Sea Flight: The Wartime Memoirs of a Fleet Air Arm Pilot
by Hugh Popham
The first published memoir by a British WW II fighter pilot. Not a story of fly-boy derring-do but quiet reflection.
Half Century, Baby! Fifty Years of the Grumman F-14 Tomcat
by David Parsons and Mads Bangsø
This is one of the top books on the subject, thanks to the authenticity and competence of the many people who were interviewed for it.
GHOSTS 2024 Calendars, The Great War & A Time Remembered
by Philip Makanna
If you didn’t know these are photographs you’d swear they must be paintings. Some of these air-to-air shots look completely impossible to capture while everything is moving any which way.

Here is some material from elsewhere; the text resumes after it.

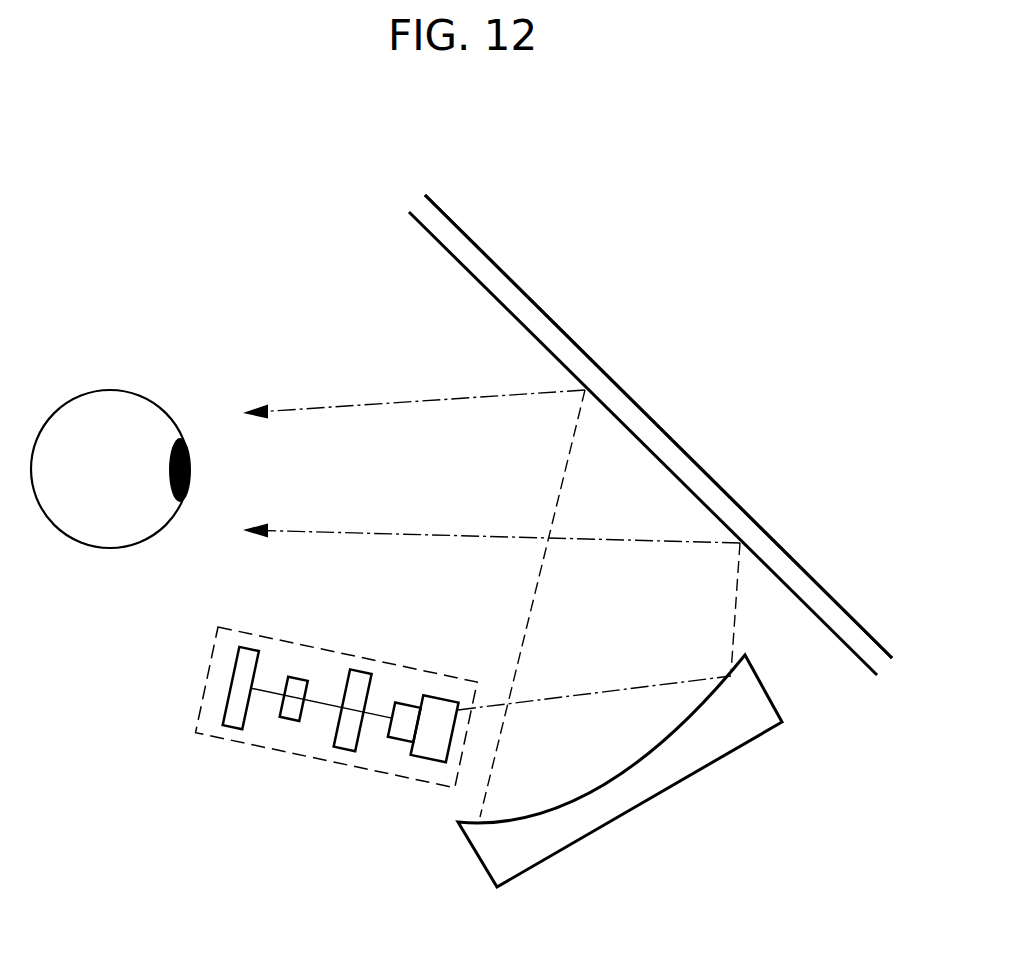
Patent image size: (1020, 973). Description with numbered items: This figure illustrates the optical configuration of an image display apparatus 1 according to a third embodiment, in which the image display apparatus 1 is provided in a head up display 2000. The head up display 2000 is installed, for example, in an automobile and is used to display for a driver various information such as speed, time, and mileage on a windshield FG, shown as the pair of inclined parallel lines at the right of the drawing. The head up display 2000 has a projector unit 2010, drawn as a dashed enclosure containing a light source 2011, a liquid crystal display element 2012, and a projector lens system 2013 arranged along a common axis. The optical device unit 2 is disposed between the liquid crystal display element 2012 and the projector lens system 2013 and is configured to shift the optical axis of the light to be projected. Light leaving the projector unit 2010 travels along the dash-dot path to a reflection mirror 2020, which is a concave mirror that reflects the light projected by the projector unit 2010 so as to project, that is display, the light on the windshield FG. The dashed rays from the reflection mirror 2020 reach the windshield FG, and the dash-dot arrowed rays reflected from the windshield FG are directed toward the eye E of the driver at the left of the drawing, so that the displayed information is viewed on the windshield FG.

The Nature of World War I Aircraft, Collected Essays
by Javier Arango
Reading about vintage aircraft is one thing, and for many the closest they will get, but Arango had the means and the mindset to actually experience them, first by restoring or recreating them and then flying them—and then writing about it.
101 Hours in a Zeppelin
Ernst August Lehman and the Dream of Transatlantic Flight, 1917
by Robert S. Pohl
Primarily based on a large trove of letters by a civilian scientist who field-tested new concepts on military airships this book explores a familiar subject from a new angle.
Flying and Preserving Historic Aircraft, The Memoirs of David Ogilvy
by David Ogilvy
Can’t tell roll from bank? Ever put a fuel-soaked rag into your carb intake to encourage combustion? Ever piloted a 1910 triplane, or the first British jet? Ogilvy’s highly polished prose will transport you into the cockpit.
Airway to the East 1918–1920 and the Collapse of No.1 Aerial Route RAF
by Clive Semple
The Arab-Israeli conflict is in the news every day. This book revisits a story related to it but buried since 1919 and deals with early long-distance flying in general.
Go Fast or Go Home: The Garth Hogan Story
by Tim Hanna
Dragster racer, record holder, FIA commissioner, founder of multiple businesses, pilot, restorer, museum founder—just reading this list makes you wonder if the differences in cyclonic motion in the hemispheres affects how time flies on Zealandia.
The White Rose of Stalingrad
by Bill Yenne
In WWII, only the Soviets had female active duty combat pilots. In fact, they had three all-female squads. Two of their pilots became aces. The long-suppressed and forgotten story of one of them is told here.
Battle of Britain The Movie: The Men and Machines of one of the Greatest War Films Ever Made
by Robert J. Rudhall & Dilip Sarkar
You may not have seen the original 1969 movie but outtakes from it found their way into more than a dozen movies between 1971 and 2010. This book explains why and how the movie was made, with special emphasis on the aircraft used.